Sonnenfinsternis einmal anders

Ein Gastbeitrag von Rainer Gründel, Zittau-Olbersdorf


Vor der letzten Partiellen Sonnenfinsternis am 12. 08. 2026 waren die üblichen SoFi-Brillen im einschlägigen Handel meist vergriffen. Deshalb kamen als Ersatz oft zweifelhafte Hilfsmittel zum Einsatz.
Die Beobachtung ist aber auch ohne Spezialbrille oder Filter möglich.
 

Eine völlig gefahrlose Möglichkeit bietet die Projektionsmethode. 
Für das Schulfernrohr Telementor 63/840 von Carl Zeiss Jena (Früher Standardausstattung an jeder Polytechnischen Oberschule) wurde ein spezieller Projektionsschirm angeboten. Man musste nur das richtige Okular (25 H) benutzen.
 


Der Vorteil besteht vor allem darin, dass mehrere Personen gleichzeitig die Sonne beobachten können.
Am Abend des 12. 08. 2026 waren viele Schaulustige zu geeigneten Stellen gekommen.
 


Der Mond verdeckt schon ein kleines Stück von der Sonne.

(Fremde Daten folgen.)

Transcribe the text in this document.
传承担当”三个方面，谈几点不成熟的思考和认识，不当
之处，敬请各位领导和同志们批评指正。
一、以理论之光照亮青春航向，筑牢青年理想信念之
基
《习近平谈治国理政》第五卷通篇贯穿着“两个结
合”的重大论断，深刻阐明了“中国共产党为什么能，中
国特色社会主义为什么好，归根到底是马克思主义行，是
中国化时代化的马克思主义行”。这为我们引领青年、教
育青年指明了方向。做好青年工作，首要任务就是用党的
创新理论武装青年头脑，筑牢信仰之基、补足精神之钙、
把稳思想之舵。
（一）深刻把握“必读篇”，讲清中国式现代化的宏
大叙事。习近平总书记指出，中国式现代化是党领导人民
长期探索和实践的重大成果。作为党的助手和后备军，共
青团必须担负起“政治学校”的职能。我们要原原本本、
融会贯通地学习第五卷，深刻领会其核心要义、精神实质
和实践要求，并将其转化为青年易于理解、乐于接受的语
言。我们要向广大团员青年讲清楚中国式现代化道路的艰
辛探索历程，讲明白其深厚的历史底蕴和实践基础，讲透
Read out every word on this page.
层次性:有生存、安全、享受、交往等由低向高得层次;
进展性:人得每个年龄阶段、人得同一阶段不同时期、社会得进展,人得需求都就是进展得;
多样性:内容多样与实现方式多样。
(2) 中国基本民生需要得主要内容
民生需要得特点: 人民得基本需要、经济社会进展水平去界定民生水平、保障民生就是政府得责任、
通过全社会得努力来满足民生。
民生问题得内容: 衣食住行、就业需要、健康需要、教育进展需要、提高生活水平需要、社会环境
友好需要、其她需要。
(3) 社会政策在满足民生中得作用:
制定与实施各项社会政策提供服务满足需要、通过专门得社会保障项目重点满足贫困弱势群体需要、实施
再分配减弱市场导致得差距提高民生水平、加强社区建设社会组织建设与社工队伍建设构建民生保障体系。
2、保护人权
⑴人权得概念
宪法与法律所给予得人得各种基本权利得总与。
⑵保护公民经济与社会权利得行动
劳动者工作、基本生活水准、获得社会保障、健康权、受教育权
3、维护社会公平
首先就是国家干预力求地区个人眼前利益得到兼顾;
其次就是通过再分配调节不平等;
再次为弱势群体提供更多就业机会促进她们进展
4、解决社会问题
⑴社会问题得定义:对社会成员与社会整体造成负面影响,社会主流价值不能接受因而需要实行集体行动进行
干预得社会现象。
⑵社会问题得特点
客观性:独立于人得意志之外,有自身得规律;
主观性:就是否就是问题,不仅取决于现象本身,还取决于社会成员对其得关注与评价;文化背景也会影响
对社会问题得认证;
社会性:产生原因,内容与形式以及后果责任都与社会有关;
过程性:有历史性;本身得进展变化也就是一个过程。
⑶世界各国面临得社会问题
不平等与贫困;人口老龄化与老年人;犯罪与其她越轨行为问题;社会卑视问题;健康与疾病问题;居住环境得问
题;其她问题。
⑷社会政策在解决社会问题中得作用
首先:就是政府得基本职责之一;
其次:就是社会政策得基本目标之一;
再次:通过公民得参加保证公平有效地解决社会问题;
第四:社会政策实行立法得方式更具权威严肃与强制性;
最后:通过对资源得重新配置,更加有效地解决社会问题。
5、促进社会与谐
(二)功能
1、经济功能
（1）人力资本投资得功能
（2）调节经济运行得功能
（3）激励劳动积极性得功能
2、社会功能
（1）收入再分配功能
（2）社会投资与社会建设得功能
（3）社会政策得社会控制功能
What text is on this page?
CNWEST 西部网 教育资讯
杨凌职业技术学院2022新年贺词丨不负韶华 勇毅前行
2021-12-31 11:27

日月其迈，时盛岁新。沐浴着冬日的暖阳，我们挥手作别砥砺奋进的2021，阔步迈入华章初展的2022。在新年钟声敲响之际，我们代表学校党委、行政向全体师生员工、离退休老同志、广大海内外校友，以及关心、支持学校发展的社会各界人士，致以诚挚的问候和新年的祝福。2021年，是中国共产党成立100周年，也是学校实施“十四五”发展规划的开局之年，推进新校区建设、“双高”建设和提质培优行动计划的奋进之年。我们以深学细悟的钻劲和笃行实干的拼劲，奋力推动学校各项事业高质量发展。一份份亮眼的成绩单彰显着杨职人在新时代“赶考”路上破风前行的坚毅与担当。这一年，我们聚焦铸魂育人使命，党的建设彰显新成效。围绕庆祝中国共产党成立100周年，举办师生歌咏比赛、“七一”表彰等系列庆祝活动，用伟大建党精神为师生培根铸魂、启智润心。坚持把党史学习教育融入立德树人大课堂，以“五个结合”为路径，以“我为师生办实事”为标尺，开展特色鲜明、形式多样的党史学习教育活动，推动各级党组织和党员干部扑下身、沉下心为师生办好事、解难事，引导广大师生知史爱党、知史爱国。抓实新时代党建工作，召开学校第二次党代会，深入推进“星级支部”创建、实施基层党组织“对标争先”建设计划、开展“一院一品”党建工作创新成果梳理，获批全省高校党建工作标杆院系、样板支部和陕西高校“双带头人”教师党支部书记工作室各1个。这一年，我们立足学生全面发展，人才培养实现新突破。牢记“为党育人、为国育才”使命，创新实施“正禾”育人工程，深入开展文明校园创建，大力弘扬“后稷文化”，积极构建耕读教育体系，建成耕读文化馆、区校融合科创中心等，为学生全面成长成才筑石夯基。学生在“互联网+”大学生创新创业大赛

Viele Neugierige wunderten sich, dass die Sonne in der entgegengesetzten Richtung auf dem Schirm zu sehen war und nicht in der Blickrichtung zur Sonne!



Außerdem wurde verwundert festgestellt, wie schnell die Sonne aus dem Blickfeld wanderte. Durch die Erddrehung dauert es nur etwa zwei Minuten für einen Sonnendurchmesser!
 

Die partielle Sonnenfinsternis in der Nähe vom Maximum.
 

Man kann auch mit ganz primitiven Mitteln die Sonnenfinsternis sichtbar machen.
Dafür genügt ein einfaches Küchensieb!
 

In geeigneter Entfernung wird ein heller Karton als Bildschirm benutzt.


 Jedes Loch vom Sieb wirkt als Lochkamera!+


Dadurch werden gleichzeitig viele kleine Bilder von der teilweise verdeckten Sonne erzeugt!
Und das völlig ohne optisches Hilfsmittel – nur mit einem einfachen Küchensieb!